13.06.2015/EG aus der Leopoldina – Nationale Akademie der Wissenschaften, Berlin

Gemeinsame Pressemitteilung der Nationalen Akademie der Wissenschaften Leopoldina, acatech – Deutsche Akademie der Technikwissenschaften und Union der deutschen Akademien der Wissenschaften

Seit der schweren Finanz- und Wirtschaftskrise 2007/2008, der Verankerung der Schuldenbremse im Grundgesetz der Bundesrepublik Deutschland 2009 und der Schuldenkrise einiger Eurostaaten seit 2010 wird das schon lange virulente Streitthema ‚Staatsschulden‘ in der öffentlichen Debatte noch intensiver diskutiert. Dazu wurde am Donnerstag in Berlin der Bericht ‚Staatsschulden: Ursachen, Wirkungen und Grenzen‘ vorgestellt. Wissenschaftlerinnen und Wissenschaftlern, die mehrheitlich der Nationalen Akademie der Wissenschaften Leopoldina, acatech – Deutsche Akademie der Technikwissenschaften und der Union der deutschen Akademien der Wissenschaften angehören, geben darin Antworten auf grundsätzliche Fragen der Staatsverschuldung. Sie wollen damit zur Versachlichung der oft auch emotional geführten Diskussion beitragen.

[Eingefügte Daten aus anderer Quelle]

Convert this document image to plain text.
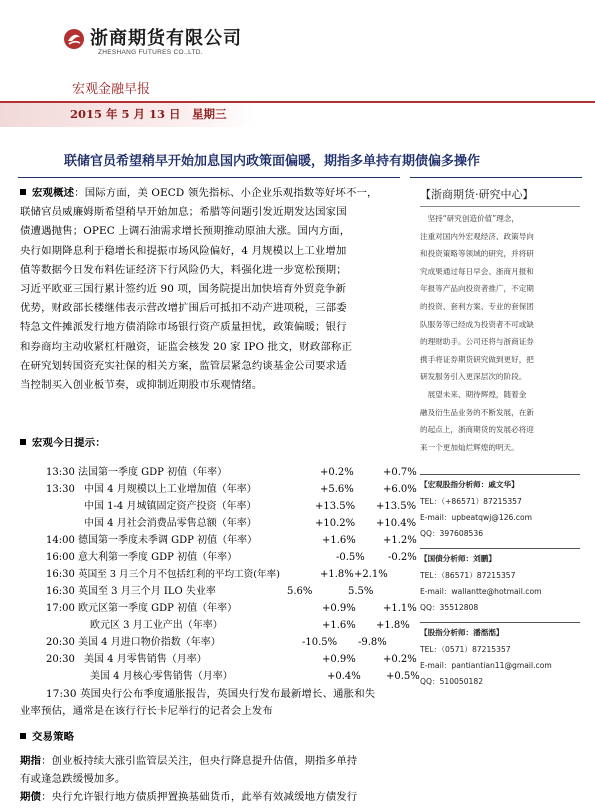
浙商期货有限公司
ZHESHANG FUTURES CO.,LTD.
宏观金融早报
2015 年 5 月 13 日　星期三
联储官员希望稍早开始加息国内政策面偏暖，期指多单持有期债偏多操作

宏观概述：国际方面，美 OECD 领先指标、小企业乐观指数等好坏不一，

联储官员威廉姆斯希望稍早开始加息；希腊等问题引发近期发达国家国

债遭遇抛售；OPEC 上调石油需求增长预期推动原油大涨。国内方面，

央行如期降息利于稳增长和提振市场风险偏好，4 月规模以上工业增加

值等数据今日发布料佐证经济下行风险仍大，料强化进一步宽松预期；

习近平欧亚三国行累计签约近 90 项，国务院提出加快培育外贸竞争新

优势，财政部长楼继伟表示营改增扩围后可抵扣不动产进项税，三部委

特急文件摊派发行地方债消除市场银行资产质量担忧，政策偏暖；银行

和券商均主动收紧杠杆融资，证监会核发 20 家 IPO 批文，财政部称正

在研究划转国资充实社保的相关方案，监管层紧急约谈基金公司要求适

当控制买入创业板节奏，或抑制近期股市乐观情绪。

宏观今日提示：

13:30 法国第一季度 GDP 初值（年率）	+0.2%	+0.7%
13:30 中国 4 月规模以上工业增加值（年率）	+5.6%	+6.0%
中国 1-4 月城镇固定资产投资（年率）	+13.5% +13.5%
中国 4 月社会消费品零售总额（年率）	+10.2% +10.4%
14:00 德国第一季度未季调 GDP 初值（年率）	+1.6%	+1.2%
16:00 意大利第一季度 GDP 初值（年率）	-0.5% -0.2%
16:30 英国至 3 月三个月不包括红利的平均工资(年率)	+1.8% +2.1%
16:30 英国至 3 月三个月 ILO 失业率	5.6%	5.5%
17:00 欧元区第一季度 GDP 初值（年率）	+0.9%	+1.1%
欧元区 3 月工业产出（年率）	+1.6% +1.8%
20:30 美国 4 月进口物价指数（年率）	-10.5% -9.8%
20:30 美国 4 月零售销售（月率）	+0.9%	+0.2%
美国 4 月核心零售销售（月率）	+0.4%	+0.5%

17:30 英国央行公布季度通胀报告，英国央行发布最新增长、通胀和失

业率预估，通常是在该行行长卡尼举行的记者会上发布

交易策略

期指：创业板持续大涨引监管层关注，但央行降息提升估值，期指多单持

有或逢急跌缓慢加多。

期债：央行允许银行地方债质押置换基础货币，此举有效减缓地方债发行

【浙商期货·研究中心】
　坚持“研究创造价值”理念，
注重对国内外宏观经济、政策导向
和投资策略等领域的研究，并将研
究成果通过每日早会、浙商月报和
年报等产品向投资者推广，不定期
的投资、套利方案、专业的套保团
队服务等已经成为投资者不可或缺
的理财助手。公司还将与浙商证券
携手将证券期货研究做到更好，把
研发服务引入更深层次的阶段。
　展望未来、期待辉煌，随着金
融及衍生品业务的不断发展，在新
的起点上，浙商期货的发展必将迎
来一个更加灿烂辉煌的明天。
【宏观股指分析师：戚文华】
TEL：（+86571）87215357
E-mail：upbeatqwj@126.com
QQ：397608536
【国债分析师：刘鹏】
TEL：（86571）87215357
E-mail：wallantte@hotmail.com
QQ：35512808
【股指分析师：潘湉湉】
TEL：（0571）87215357
E-mail：pantiantian11@gmail.com
QQ：510050182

Auszüge aus dem Bericht‚Staatsschulden: Ursachen, Wirkungen und Grenzen‘:

Eine alleinige Fixierung der Finanzpolitik auf eine Reduzierung der Staatsverschuldung ist nicht sinnvoll, genauso wenig wie eine Rückführung der Staatsverschuldung auf Null. Die Finanzpolitik hat ökonomisch wie rechtlich auch die Ziele des Wirtschaftswachstums und eines hohen Beschäftigungsniveaus zu beachten. Sie sollte folglich für ein Niveau öffentlicher Investitionen einstehen, das für zukünftiges Wirtschaftswachstum unentbehrlich ist. Das gilt umso mehr, als die These einer expansiven Konsolidierung, also einer Steigerung des Wirtschaftswachstums durch rigorose staatliche Sparpolitik, äußerst umstritten ist.

Dem Ziel der langfristigen Konsolidierung widerspricht nicht notwendigerweise eine kurzfristige Stabilisierung der Wirtschaft in Krisenzeiten durch erhöhte Staatsausgaben und eine angemessene Verschuldung.